The major farming unions insist it ain’t so. “Food security is not about the x, y, z dishes but rather the nutritional value (energy, macro- and micro-nutrients) that foodstuffs contain and their contribution to healthy diets,” argued a spokesperson for Copa-Cogeca, Europe’s largest agricultural lobby. 

“In that respect, animal-based products are essential and so are fruits and vegetables,” they added. 

The numbers tell a different story though. Even though Europeans already eat too much red meat and too little fiber, more than 80 percent of CAP subsidies support animal agriculture, which comprises only 65 percent of Europe’s protein and 35 percent of its calories.

So what should food security be?

Less concerned with upping output, which only helps farmers in the short term. Shifting to more sustainable farming — with fewer agrochemicals, less intensive practices, and less livestock — is key to long-term food availability, as climate change decimates harvests through flooding, drought and volatile temperatures, concluded the European Environment Agency in March.

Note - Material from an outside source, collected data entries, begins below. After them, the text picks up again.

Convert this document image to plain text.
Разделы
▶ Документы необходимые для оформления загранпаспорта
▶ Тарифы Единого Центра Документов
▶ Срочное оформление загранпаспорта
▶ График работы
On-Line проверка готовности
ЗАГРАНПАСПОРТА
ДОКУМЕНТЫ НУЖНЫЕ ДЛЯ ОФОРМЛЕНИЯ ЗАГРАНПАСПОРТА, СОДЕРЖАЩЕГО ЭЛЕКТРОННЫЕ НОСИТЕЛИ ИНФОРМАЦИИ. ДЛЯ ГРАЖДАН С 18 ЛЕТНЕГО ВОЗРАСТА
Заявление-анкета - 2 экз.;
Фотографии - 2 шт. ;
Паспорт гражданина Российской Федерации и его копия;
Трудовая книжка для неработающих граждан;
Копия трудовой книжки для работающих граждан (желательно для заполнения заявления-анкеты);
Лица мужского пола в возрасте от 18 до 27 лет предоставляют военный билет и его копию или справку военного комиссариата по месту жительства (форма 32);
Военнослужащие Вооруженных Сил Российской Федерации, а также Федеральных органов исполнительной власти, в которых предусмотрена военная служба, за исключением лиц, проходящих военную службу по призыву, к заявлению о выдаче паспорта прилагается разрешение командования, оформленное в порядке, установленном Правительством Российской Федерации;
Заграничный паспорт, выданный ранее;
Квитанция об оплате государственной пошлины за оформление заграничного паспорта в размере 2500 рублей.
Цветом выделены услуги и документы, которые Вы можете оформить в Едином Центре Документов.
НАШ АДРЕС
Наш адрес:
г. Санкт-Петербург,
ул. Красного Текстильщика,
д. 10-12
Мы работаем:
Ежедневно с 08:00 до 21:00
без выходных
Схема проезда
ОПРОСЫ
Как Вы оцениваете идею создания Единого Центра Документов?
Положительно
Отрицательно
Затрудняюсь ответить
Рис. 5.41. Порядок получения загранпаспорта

Food affordability can be split. Most of us need to pay more for groceries, since the current model requires underpaying farmers and, according to a recent analysis by Oxfam, exploiting migrant laborers. 

Subsidies should pivot so that meat and dairy, which devour vast amounts of land, water and inputs, cost more, and fruit and vegetables less, said Camille Perrin, head of food policy at BEUC, a consumer watchdog. Those unable to cover basic costs can be helped directly.

All of this would have been included in the Commission’s “sustainable food systems” law. Except the Berlaymont has quietly smothered it, as countries buy into the anachronistic regime the rest of us ditched decades ago: that physical health is about counting calories.